Transcription factor (TF) proteins regulate gene activity by binding to regulatory regions, most importantly at gene promoters. Many genes have alternative promoters (APs) bound by distinct TFs. The role of differential TF activity at APs during tumour development is poorly understood. Here we show, using deep RNA sequencing in 274 biopsies of benign prostate tissue, localized prostate tumours and metastatic castration-resistant prostate cancer, that AP usage increases as tumours progress and APs are responsible for a disproportionate amount of tumour transcriptional activity. Expression of the androgen receptor (AR), the key driver of prostate tumour activity, is correlated with elevated AP usage. We identified AR, FOXA1 and MYC as potential drivers of AP activation. DNA methylation is a likely mechanism for AP activation during tumour progression and lineage plasticity. Our data suggest that prostate tumours activate APs to magnify the transcriptional impact of tumour drivers, including AR and MYC.
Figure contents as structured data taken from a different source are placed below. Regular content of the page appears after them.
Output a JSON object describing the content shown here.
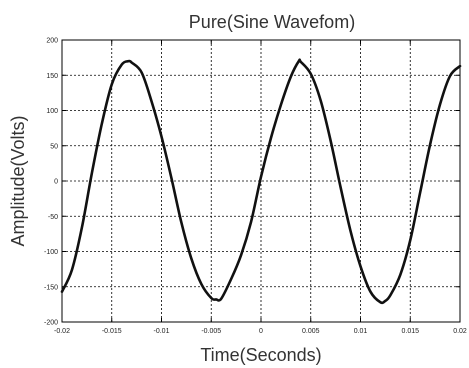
{
  "chart_data": {
    "type": "line",
    "title": "Pure(Sine Wavefom)",
    "xlabel": "Time(Seconds)",
    "ylabel": "Amplitude(Volts)",
    "xlim": [
      -0.02,
      0.02
    ],
    "ylim": [
      -200,
      200
    ],
    "grid": true,
    "x_ticks": [
      -0.02,
      -0.015,
      -0.01,
      -0.005,
      0,
      0.005,
      0.01,
      0.015,
      0.02
    ],
    "x_tick_labels": [
      "-0.02",
      "-0.015",
      "-0.01",
      "-0.005",
      "0",
      "0.005",
      "0.01",
      "0.015",
      "0.02"
    ],
    "y_ticks": [
      -200,
      -150,
      -100,
      -50,
      0,
      50,
      100,
      150,
      200
    ],
    "y_tick_labels": [
      "-200",
      "-150",
      "-100",
      "-50",
      "0",
      "50",
      "100",
      "150",
      "200"
    ],
    "series": [
      {
        "x": [
          -0.02,
          -0.019,
          -0.018,
          -0.017,
          -0.016,
          -0.015,
          -0.014,
          -0.0133,
          -0.013,
          -0.012,
          -0.011,
          -0.01,
          -0.009,
          -0.008,
          -0.007,
          -0.006,
          -0.005,
          -0.0045,
          -0.004,
          -0.003,
          -0.002,
          -0.001,
          0,
          0.001,
          0.002,
          0.003,
          0.0038,
          0.004,
          0.005,
          0.006,
          0.007,
          0.008,
          0.009,
          0.01,
          0.011,
          0.012,
          0.0125,
          0.013,
          0.014,
          0.015,
          0.016,
          0.017,
          0.018,
          0.019,
          0.02
        ],
        "y": [
          -157,
          -126,
          -66,
          11,
          81,
          137,
          165,
          170,
          168,
          154,
          113,
          63,
          4,
          -59,
          -110,
          -146,
          -166,
          -168,
          -167,
          -139,
          -105,
          -58,
          6,
          61,
          108,
          148,
          170,
          169,
          152,
          114,
          57,
          -9,
          -71,
          -121,
          -157,
          -172,
          -170,
          -162,
          -133,
          -84,
          -16,
          52,
          109,
          149,
          163
        ]
      }
    ]
  }
}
转录因子 (TF) 蛋白通过与调节区域（最重要的是基因启动子）结合来调节基因活性。许多基因都有由不同 TF 结合的替代启动子 (AP)。 APs 转录因子活性差异在肿瘤发展过程中的作用尚不清楚。在这里，我们通过对良性前列腺组织、局限性前列腺肿瘤和转移性去势抵抗性前列腺癌的 274 个活检进行深度 RNA 测序，发现随着肿瘤的进展，AP 的使用量会增加，并且 AP 负责不成比例的肿瘤转录活性。雄激素受体 (AR) 的表达是前列腺肿瘤活性的关键驱动因素，与 AP 使用量的增加相关。我们确定 AR、FOXA1 和 MYC 是 AP 激活的潜在驱动因素。 DNA 甲基化是肿瘤进展和谱系可塑性过程中 AP 激活的可能机制。我们的数据表明，前列腺肿瘤激活 AP 来放大肿瘤驱动因素（包括 AR 和 MYC）的转录影响。